After the day's school was over, the creature had slithered out of its box and curled up underneath the waste paper - giving one of the cleaners the fright of her life when she went to empty the basket before lessons the next morning.
Geoff, who now lives in Boston, told his audience: "The cleaners immediately downed tools and complained to the headmaster.
"When I arrived, I was summoned to his office. He was not best pleased and told me in no uncertain terms what to do with my snake!"
The episode was one of many amusing anecdotes that peppered Geoff's illustrated talk about his favourite wildlife-watching haunt - the area of Dorset which embraces the Isle of Purbeck, RSPB Arne and Brownsea Island.

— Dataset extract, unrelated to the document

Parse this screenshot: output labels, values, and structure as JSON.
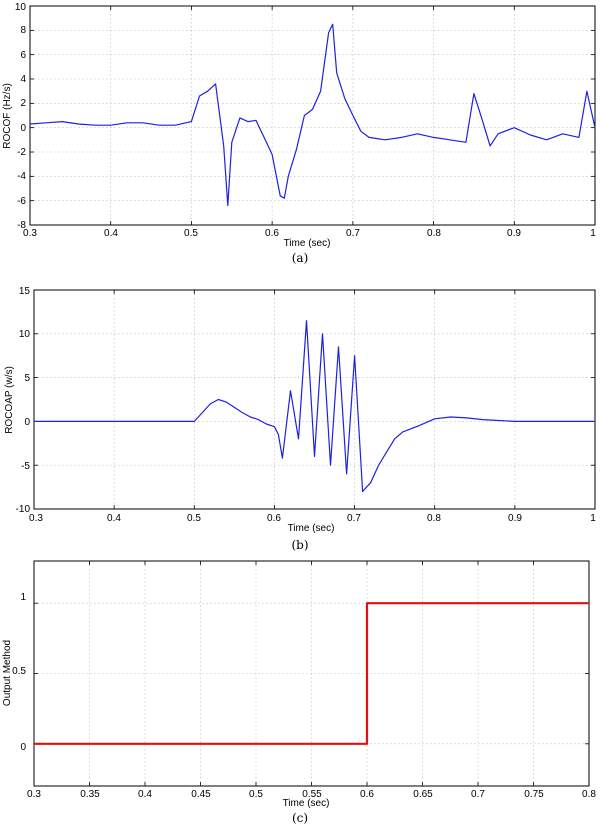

Nothing delights him more than to spend part of summer parked up in a caravan at a site outside Wareham which is his base for exploring Purbeck's geography, its geology, its industrial activity (notably oil extraction), its 30 diferent habitats and its extraordinary wealth of wildlife.
Of particular interest to his birwatcher audience was the status of iconic species such as ospreys and Dartford warblers, but Geoff made sure also to highlight the reptiles, the fish (including corkwing wrasse), the butterflies (including the Lulworth skipper), the other insects, plus the array of seaweeds and wildflowers which go under such unusual names as woolly thistle, snakelock anemone, bog alphodel, ivy broomrape and chalkmilkwort.
On a controversial note, Geoff rejected the RSPB's oft-made claim that warming of the seas was to blame for the decline both of sandeels and the puffins which feed on them.
"On the contrary," he said. "Sandeels thrive in warm water which is why the colonies of puffins in South-west Wales are doing so well.
"The reason why sandeels are faring so poorly in the North Sea is that they are being overfished commercially - with the chief culprit being Russia."
*The next meeting of Grimsby RSPB - at 7.30pm on June 19 - will be the annual meeting and election of officers followed by an illustrated talk by the chairman of Lincolnshire Bird Club, Phil Espin, whose presentation will be on the Great Bustard and other Lost Birds of Lincolnshire. Admission is £4 and the venue is Holy Trinity Parish Hall, Grimsby Road, Cleethorpes.